I am currently investigating the property of random sequences with a special marginal distribution function $F(x)$. Given any random sequence $X_1, X_2, \cdots, X_n$, supposing their joint distribution is unknown but each of them follows the same marginal distribution $F(x)$, I want to prove that an inequality $H(\frac{1}{n-1}\sum_{i=1}^{n-1} E(X_iX_{i+1}))>0$ holds when $n \rightarrow \infty$.

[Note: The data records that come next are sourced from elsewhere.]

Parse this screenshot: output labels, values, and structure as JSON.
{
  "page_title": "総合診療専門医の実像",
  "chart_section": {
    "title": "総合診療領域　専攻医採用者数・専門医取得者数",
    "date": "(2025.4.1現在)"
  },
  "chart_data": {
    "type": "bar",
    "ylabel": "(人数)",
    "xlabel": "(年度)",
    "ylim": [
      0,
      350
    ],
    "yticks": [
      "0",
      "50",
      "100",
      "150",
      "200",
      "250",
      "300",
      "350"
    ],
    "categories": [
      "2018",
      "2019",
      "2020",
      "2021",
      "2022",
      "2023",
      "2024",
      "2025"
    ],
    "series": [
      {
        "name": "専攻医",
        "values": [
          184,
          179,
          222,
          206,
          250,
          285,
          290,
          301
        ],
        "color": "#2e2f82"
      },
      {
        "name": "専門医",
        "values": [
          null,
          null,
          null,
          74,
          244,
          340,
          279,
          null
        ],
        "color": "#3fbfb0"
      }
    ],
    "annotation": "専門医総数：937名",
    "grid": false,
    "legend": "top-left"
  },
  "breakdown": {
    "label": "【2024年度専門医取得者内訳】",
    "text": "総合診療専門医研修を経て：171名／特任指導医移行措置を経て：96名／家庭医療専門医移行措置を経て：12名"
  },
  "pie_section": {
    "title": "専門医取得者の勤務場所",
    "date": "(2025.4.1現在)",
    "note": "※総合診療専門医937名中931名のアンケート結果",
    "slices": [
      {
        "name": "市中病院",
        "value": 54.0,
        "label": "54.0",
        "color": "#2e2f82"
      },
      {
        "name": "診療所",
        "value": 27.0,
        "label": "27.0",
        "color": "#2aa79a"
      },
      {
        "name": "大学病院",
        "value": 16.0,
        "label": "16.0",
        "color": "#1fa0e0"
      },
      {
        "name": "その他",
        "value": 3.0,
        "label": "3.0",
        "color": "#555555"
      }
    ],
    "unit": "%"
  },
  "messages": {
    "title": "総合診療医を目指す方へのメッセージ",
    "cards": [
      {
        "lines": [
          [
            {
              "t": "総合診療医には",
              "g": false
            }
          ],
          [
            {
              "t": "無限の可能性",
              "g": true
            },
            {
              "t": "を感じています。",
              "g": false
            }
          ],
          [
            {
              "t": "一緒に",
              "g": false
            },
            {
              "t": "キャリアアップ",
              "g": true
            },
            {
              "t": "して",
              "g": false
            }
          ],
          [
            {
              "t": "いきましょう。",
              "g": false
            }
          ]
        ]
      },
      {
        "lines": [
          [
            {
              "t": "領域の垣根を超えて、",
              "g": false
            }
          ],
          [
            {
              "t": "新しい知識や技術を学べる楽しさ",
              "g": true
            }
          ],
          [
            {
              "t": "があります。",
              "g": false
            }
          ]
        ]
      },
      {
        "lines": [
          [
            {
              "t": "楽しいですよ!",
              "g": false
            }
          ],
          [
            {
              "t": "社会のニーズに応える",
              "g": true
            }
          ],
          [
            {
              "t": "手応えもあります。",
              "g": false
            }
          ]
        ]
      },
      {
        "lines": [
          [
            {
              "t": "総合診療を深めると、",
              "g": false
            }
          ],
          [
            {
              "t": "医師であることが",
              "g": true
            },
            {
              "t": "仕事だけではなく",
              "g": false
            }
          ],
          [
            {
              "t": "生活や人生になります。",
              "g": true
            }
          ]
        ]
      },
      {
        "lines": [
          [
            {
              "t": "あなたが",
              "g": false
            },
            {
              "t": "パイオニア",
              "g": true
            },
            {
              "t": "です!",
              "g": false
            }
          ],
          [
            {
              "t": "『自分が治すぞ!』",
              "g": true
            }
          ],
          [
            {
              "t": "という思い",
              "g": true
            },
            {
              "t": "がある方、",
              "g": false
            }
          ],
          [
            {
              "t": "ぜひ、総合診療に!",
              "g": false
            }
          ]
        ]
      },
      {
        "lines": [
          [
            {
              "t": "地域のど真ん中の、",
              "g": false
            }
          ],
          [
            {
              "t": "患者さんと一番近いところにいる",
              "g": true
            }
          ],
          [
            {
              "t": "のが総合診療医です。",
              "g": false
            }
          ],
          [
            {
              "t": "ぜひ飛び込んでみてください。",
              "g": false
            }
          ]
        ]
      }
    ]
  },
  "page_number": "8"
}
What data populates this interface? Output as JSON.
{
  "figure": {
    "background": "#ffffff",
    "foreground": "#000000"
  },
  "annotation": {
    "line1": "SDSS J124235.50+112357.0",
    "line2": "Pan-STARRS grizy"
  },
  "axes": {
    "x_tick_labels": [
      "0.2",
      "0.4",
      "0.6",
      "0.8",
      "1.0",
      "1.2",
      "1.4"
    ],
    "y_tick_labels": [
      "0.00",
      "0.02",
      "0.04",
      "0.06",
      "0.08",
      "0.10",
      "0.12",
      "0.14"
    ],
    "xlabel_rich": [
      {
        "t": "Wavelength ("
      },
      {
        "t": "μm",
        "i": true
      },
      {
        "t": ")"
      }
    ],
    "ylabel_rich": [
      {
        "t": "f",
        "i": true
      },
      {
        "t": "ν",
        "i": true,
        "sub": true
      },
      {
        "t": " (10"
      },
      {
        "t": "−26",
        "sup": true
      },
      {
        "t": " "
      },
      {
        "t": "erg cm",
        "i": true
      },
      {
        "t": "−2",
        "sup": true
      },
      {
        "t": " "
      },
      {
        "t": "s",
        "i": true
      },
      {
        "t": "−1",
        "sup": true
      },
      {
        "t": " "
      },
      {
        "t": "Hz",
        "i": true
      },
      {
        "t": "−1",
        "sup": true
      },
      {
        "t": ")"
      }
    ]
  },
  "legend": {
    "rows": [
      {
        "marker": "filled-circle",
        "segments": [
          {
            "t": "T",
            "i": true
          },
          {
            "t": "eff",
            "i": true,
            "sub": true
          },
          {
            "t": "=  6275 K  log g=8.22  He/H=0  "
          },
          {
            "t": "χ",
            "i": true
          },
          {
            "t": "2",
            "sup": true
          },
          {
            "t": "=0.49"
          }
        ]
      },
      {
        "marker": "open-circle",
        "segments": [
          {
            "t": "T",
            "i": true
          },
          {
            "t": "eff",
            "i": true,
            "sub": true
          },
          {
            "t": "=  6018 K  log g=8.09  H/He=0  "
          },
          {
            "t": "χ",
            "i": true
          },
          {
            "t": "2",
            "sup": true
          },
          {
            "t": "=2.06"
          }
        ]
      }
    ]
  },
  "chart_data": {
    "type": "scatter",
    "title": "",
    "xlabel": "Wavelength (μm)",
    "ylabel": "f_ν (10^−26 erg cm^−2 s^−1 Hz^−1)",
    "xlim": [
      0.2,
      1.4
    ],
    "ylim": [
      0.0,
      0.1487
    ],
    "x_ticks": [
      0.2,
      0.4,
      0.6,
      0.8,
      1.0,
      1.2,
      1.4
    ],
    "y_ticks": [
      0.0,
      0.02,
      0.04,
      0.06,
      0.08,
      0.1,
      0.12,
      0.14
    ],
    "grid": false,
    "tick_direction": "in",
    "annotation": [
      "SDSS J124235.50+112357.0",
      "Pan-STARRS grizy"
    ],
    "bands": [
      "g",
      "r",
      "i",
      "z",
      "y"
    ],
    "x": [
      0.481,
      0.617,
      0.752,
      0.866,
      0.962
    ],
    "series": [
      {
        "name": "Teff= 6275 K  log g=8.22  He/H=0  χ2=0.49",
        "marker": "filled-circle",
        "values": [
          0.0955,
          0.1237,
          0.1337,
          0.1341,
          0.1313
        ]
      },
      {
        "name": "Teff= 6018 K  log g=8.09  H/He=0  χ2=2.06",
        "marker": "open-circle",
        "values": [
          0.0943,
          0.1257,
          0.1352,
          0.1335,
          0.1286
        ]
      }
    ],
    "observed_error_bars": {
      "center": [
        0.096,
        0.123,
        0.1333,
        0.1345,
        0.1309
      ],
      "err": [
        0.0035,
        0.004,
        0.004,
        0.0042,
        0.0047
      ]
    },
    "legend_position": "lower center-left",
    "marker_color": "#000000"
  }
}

Here is the strategy that I have tried. Supposing $ Y_1, Y_2, \cdots, Y_n $ are individually and identically distributed random variables with distribution function $F(x)$, they can be sorted in an increasing order to form order statistics $Y_{(1)} \leq Y_{(2)} \leq \cdots \leq Y_{(n)}$. Rearranging these order statistics to $Y_{\sigma(1)}, Y_{\sigma(2)}, \cdots, Y_{\sigma(n)}$ by a permutation $\sigma$, I can prove that $$ H(\frac{1}{n-1} \sum_{i=1}^{n-1} E(Y_{\sigma(i)} Y_{\sigma(i+1)})) > 0 $$ holds for any permutation $\sigma$ when $n \rightarrow \infty$.
Now can I use this result to prove that $H>0$ holds for any sequence of random variables with marginal $F(x)$ when $n \rightarrow \infty$ ? If so, could anyone offer some hint on how to do this? I guess copula theory can be used which I am not very familiar with.